Many federal programs — such as the Export-Import Bank — and massive appropriations legislation — such as the federal “Farm Bill” — are sustained by lawmakers influenced by corporations, lobbyists and special-interest groups seeking benefits at taxpayers’ expense.
The Ex-Im Bank, for example, puts the public on the hook for more than $140 billion worth of foreign loan guarantees for Boeing, General Electric and other giant multinational corporations that should be able to finance deals on their own.


The welfare state, which has its roots in President Wilson’s progressivism, exploded with FDR’s “New Deal” and Lyndon Johnson’s “Great Society.” Now they and other “mandated” social spending take up two-thirds of the federal budget and are growing.
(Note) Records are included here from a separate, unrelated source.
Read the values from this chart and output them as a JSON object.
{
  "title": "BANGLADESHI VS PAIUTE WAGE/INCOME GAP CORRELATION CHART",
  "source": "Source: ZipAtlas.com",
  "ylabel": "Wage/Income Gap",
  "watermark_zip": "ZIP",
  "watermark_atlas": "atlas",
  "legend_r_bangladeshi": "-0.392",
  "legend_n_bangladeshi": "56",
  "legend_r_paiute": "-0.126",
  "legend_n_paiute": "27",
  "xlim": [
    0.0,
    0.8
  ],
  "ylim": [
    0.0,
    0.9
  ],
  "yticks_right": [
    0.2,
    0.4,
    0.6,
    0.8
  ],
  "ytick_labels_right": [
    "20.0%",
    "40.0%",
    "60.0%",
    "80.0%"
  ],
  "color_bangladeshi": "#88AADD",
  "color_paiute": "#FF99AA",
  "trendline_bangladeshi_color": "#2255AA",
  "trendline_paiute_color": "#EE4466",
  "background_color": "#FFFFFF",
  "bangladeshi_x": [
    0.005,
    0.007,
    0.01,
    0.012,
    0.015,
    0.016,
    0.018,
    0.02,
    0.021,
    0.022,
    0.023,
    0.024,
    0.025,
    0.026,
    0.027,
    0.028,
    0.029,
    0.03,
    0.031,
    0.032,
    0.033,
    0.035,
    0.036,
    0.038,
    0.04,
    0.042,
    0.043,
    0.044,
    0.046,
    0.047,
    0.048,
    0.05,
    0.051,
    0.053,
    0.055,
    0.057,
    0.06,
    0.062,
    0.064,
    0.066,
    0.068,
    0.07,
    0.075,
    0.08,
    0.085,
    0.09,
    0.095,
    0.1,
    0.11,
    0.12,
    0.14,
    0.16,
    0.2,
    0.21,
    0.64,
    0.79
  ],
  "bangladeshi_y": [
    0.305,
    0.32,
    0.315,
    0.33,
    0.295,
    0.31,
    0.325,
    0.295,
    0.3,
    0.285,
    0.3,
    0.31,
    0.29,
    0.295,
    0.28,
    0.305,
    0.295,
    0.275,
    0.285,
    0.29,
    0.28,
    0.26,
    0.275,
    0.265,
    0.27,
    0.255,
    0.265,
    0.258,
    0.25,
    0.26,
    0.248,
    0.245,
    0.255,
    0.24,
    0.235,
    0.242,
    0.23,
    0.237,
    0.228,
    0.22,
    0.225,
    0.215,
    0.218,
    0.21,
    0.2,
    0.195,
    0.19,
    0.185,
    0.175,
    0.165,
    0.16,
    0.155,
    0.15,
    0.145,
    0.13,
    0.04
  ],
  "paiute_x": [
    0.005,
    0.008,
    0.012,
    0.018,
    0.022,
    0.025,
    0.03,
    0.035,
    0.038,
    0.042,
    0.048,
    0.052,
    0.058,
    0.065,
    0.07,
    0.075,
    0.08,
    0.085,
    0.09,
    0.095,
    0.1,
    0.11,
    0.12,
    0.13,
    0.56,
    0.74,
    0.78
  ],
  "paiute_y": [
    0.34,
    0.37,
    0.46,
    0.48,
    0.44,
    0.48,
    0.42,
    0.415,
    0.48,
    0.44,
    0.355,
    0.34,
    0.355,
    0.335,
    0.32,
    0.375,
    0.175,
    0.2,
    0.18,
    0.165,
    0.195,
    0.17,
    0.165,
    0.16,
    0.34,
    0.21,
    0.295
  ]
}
Welfare programs with no limits turn safety nets into hammocks, and make it difficult to inspire self-reliance.
After adding work requirements for able-bodied recipients in 1996, “Welfare rolls dropped by half, and the poverty rate for black children reached its lowest level in history in the years following,” writes one of welfare reform’s authors, Robert Rector. But in 2012, the Obama administration waived work requirements, and welfare rolls and costs have skyrocketed since.


Reinstituting work requirements for welfare could reduce welfare rolls and boost employament: Maine Gov. Paul LePage, for example, reduced the number of able-bodied people without dependents getting food stamps by 80 percent just three months after instituting work requirements in 2014.
President Trump has much fat to cut from bureaucracies that administer the failing programs: In 2012 they spent the equivalent of $20,610 for every poor person in America. The Catalog of Federal Domestic Assistance lists more than 2,300 federal assistance programs spread across five cabinet departments. Over a three-year period, ‘USA Today’ reported in 2013, “the Government Accountability Office found 162 areas where agencies are duplicating efforts.”
There’s plenty of corporate welfare to be cut as well. Washington this year is set to waste more than $100 billion on subsidies and regulatory protections for certain businesses and industries, according to Chris Edwards, director of tax policy studies at the Cato Institute.